Download this article as an e-book
Wissembourg-Obersteinbach
28 avril 2017
Voici une vidéo retraçant la deuxième étape d’un cheminement à travers la France, de la frontière allemande au nord de Strasbourg à, ( peut-être un jour!), la frontière espagnole au sud de Perpignan. Dans cette longue marche, mon attention se porte en premier lieu sur les paysages, leur protection et leur reconquête éventuelle ainsi que sur la biodiversité et sa reconquête.
Dans cette étape de moyenne montagne où les forêts sont somptueuses et les ruines de châteaux-forts innombrables, je croise un écureuil, toute une famille de sangliers et je pense avoir vu un loup ! Moments fabuleux…

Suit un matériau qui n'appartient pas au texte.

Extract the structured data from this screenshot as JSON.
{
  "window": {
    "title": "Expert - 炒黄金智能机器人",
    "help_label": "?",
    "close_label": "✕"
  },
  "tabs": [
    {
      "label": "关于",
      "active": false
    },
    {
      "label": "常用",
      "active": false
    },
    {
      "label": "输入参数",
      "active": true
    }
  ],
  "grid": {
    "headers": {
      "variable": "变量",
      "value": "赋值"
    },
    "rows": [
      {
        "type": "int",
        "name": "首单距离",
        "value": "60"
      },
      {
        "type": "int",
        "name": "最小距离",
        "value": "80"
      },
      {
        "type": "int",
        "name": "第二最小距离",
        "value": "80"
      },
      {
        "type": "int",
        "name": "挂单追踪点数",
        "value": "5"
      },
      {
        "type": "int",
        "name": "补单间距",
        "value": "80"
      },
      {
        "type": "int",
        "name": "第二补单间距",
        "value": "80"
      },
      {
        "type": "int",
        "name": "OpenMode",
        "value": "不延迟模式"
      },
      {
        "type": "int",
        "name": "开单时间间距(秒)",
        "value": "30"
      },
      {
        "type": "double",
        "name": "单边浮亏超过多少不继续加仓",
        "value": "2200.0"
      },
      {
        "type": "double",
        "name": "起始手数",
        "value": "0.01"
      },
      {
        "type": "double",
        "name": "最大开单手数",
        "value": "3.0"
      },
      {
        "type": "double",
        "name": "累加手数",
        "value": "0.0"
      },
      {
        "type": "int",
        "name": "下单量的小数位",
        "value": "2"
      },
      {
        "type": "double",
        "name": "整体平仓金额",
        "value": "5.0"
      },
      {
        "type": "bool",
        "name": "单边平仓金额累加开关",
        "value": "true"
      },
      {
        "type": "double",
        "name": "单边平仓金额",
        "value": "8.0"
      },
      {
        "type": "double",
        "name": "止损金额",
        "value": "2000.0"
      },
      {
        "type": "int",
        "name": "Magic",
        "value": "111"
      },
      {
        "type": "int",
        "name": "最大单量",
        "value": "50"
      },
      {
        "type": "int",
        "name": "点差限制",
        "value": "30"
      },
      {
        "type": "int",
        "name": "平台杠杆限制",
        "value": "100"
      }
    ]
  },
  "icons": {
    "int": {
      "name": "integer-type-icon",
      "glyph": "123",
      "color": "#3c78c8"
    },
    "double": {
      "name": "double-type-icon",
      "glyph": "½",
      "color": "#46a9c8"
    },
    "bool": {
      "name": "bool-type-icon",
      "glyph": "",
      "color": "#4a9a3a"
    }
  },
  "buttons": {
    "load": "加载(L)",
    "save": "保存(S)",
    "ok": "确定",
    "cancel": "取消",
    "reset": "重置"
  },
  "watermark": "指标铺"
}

Voici le texte de cette vidéo
Vendredi 28 avril 2017
Wissembourg – Obersteinbach
Lorsque l’alarme se manifeste brutalement à 6h30, ce sont mes pieds qui me préoccupent instantanément. Ils réagissent correctement sans m’humilier lorsque je descends prendre le petit-déjeuner servi avec sollicitude par Solange Schneider qui s’inquiète de la longue route qui m’attend, 30 km comme hier, et pour la même raison, faute d’hébergement. Sous un franc soleil matinal, je traverse les quartiers pittoresques de Wissembourg qui se réveille paisiblement. Je m’élève au milieu des champs de colza et de vignes et c’est à l’orée de la forêt qu’interloquée, je distingue très nettement une bête qui semble errer à une cinquantaine de mètres de moi. Ce n’est pas un chien, c’est évident. Un renard ? Mais il est gris et surtout bien trop grand. Et si c’était un loup ? Un vieux loup qui s’aventure près des cultures et des fermes ?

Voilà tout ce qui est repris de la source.